Auto-tuning has recently received significant attention from the High Performance Computing

community. Most auto-tuning approaches are specialized to work either on specific domains such as

dense linear algebra and stencil computations, or only at certain stages of program execution such

as compile time and runtime. Real scientific applications, however, demand a cohesive environment that can efficiently provide auto-tuning solutions at all stages of application development and deployment. Towards that end, we describe a unified end-to-end approach to auto-tuning scientific applications. Our system, Active Harmony, takes a search-based collaborative approach to auto-tuning. Application programmers, library writers and compilers collaborate to describe and export a set of performance related tunable parameters to the Active Harmony system. These parameters define a tuning search-space. The auto-tuner monitors the program performance and suggests adaptation decisions. The decisions are made by a central controller using a parallel search algorithm. The algorithm leverages parallel architectures to search across a set of optimization parameter values. Different nodes of a parallel system evaluate different

configurations at each timestep.

Active Harmony supports runtime adaptive code-generation and tuning for parameters that require new code (e.g. unroll factors). Effectively, we merge traditional feedback directed optimization and

just-in-time compilation. This feature also enables application developers to write applications once and have the auto-tuner adjust the application behavior automatically when run on new systems. We evaluated our system on multiple large-scale parallel applications and showed that our system can improve the execution time by up to 46% compared to the original version of the program.

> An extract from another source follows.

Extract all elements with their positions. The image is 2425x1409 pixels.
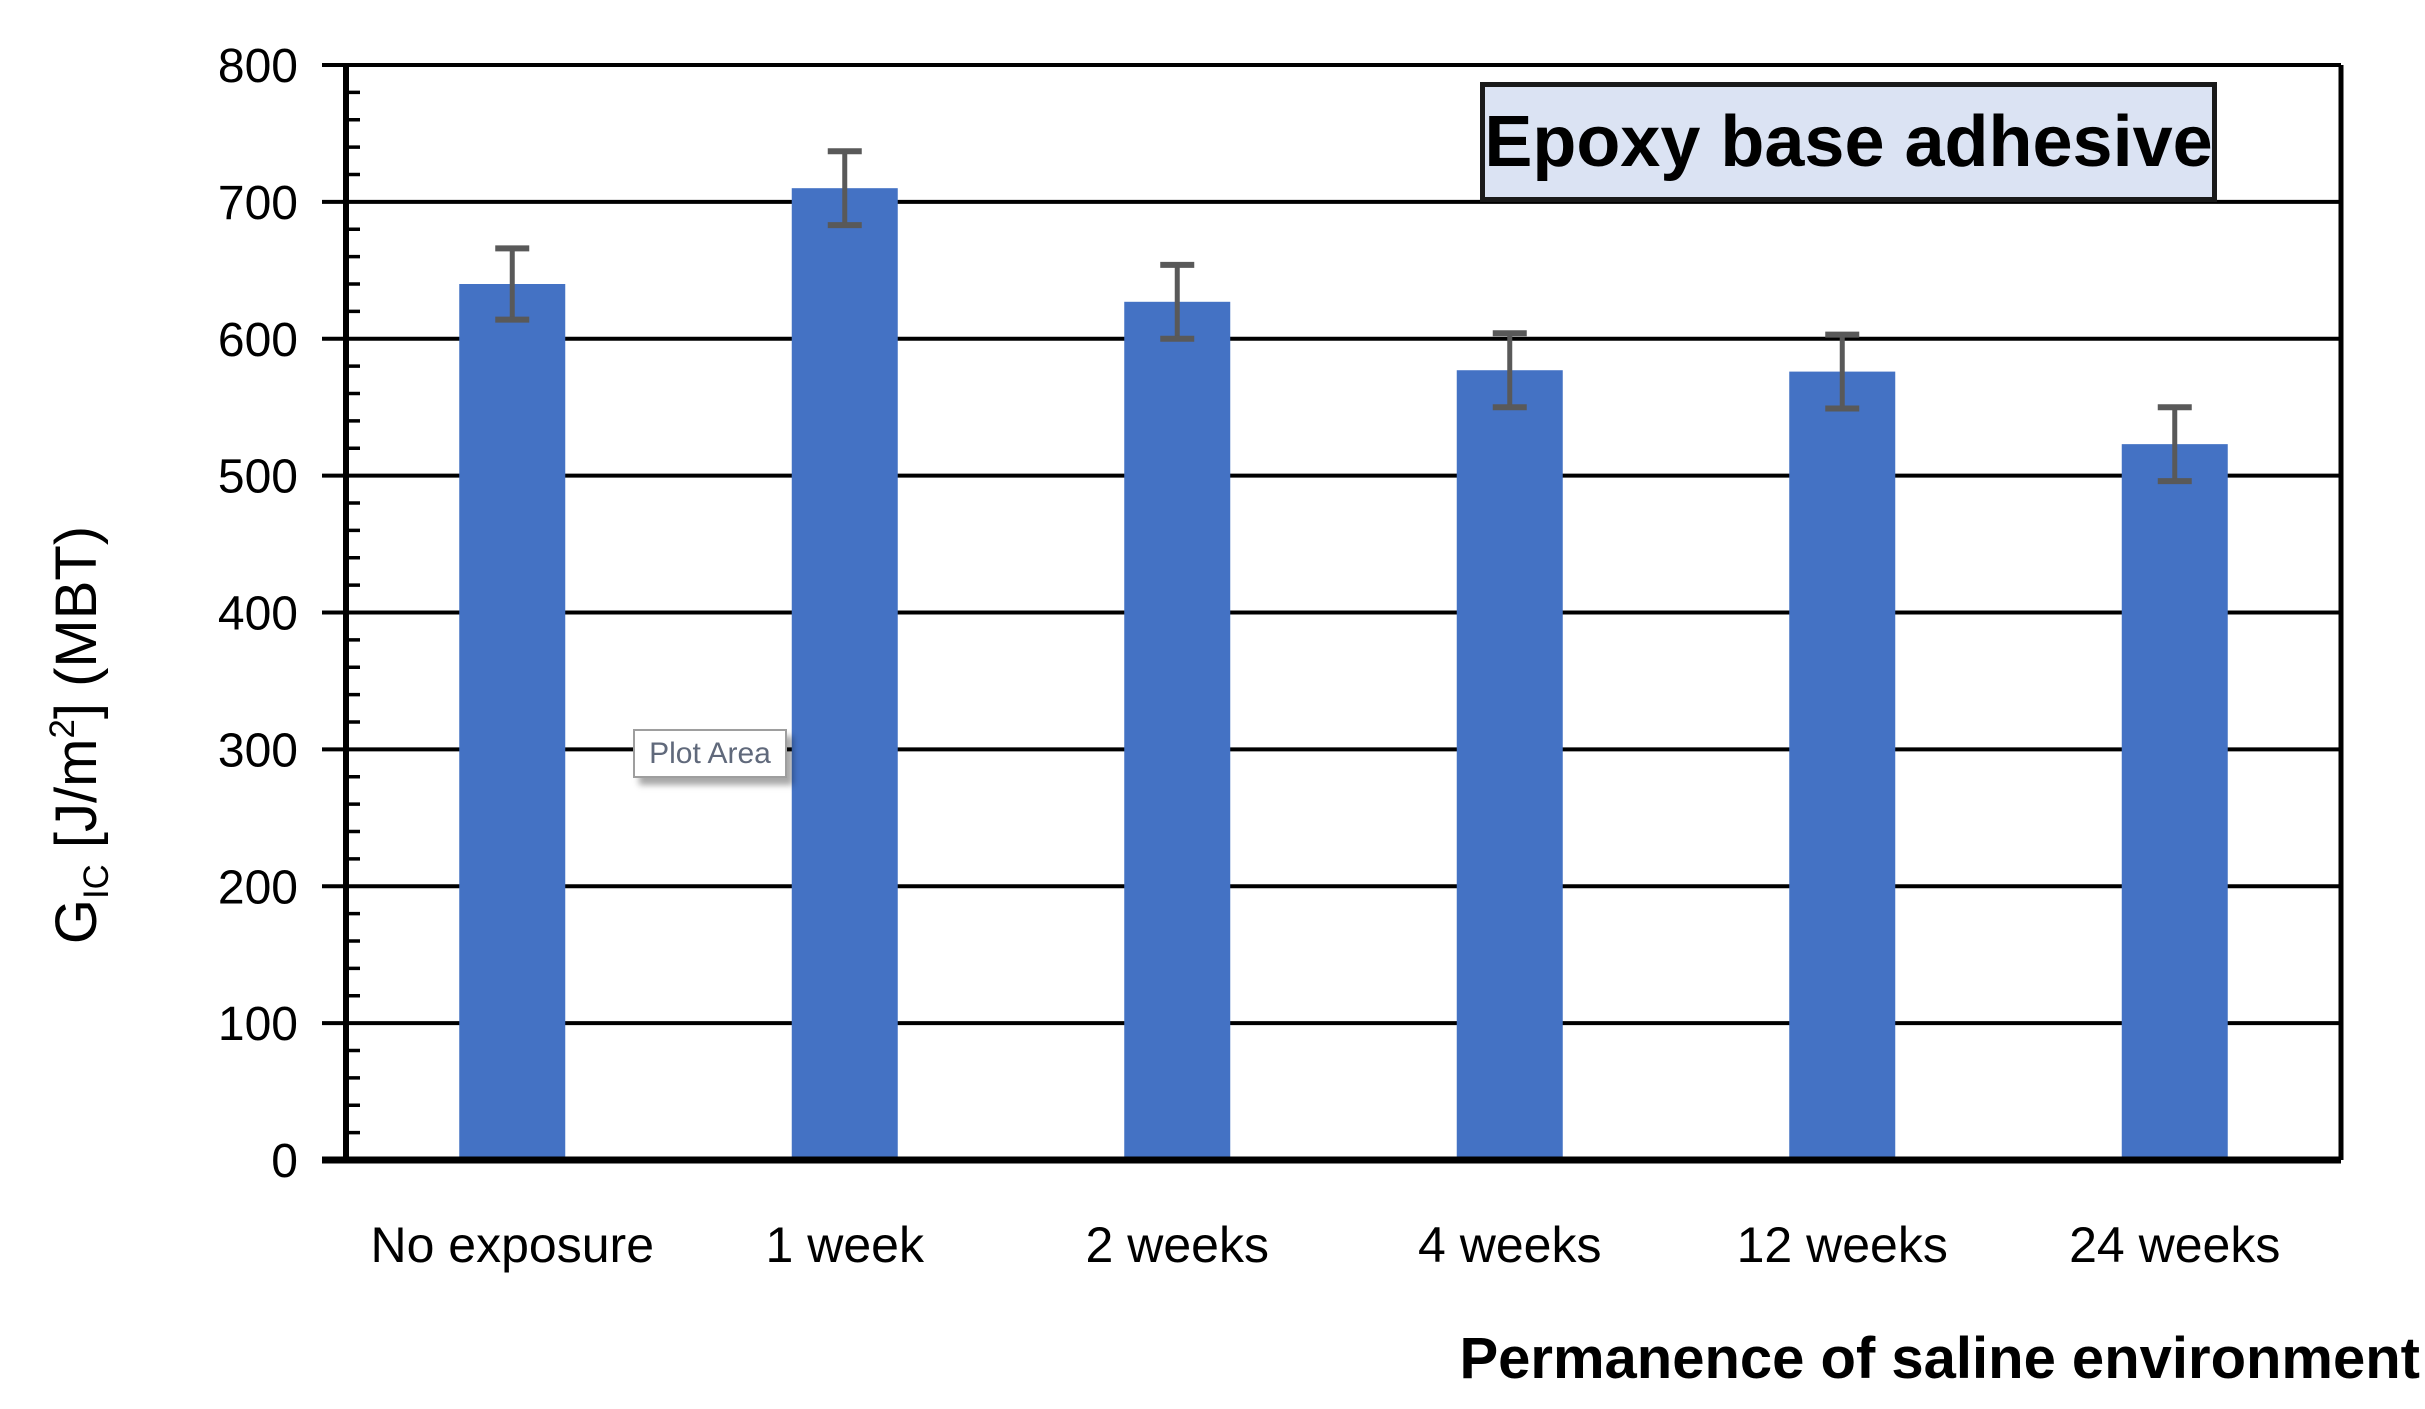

Finally, we believe that the success of any auto-tuning research depends on how effectively

application developers, domain-experts and auto-tuners communicate and work together. To that end, we have developed and released a simple and extensible language that standardizes the parameter space representation. Using this language, developers and researchers can collaborate to export tunable parameters to the tuning frameworks. Relationships (e.g. ordering, dependencies,

constraints, ranking) between tunable parameters and search-hints can also be expressed.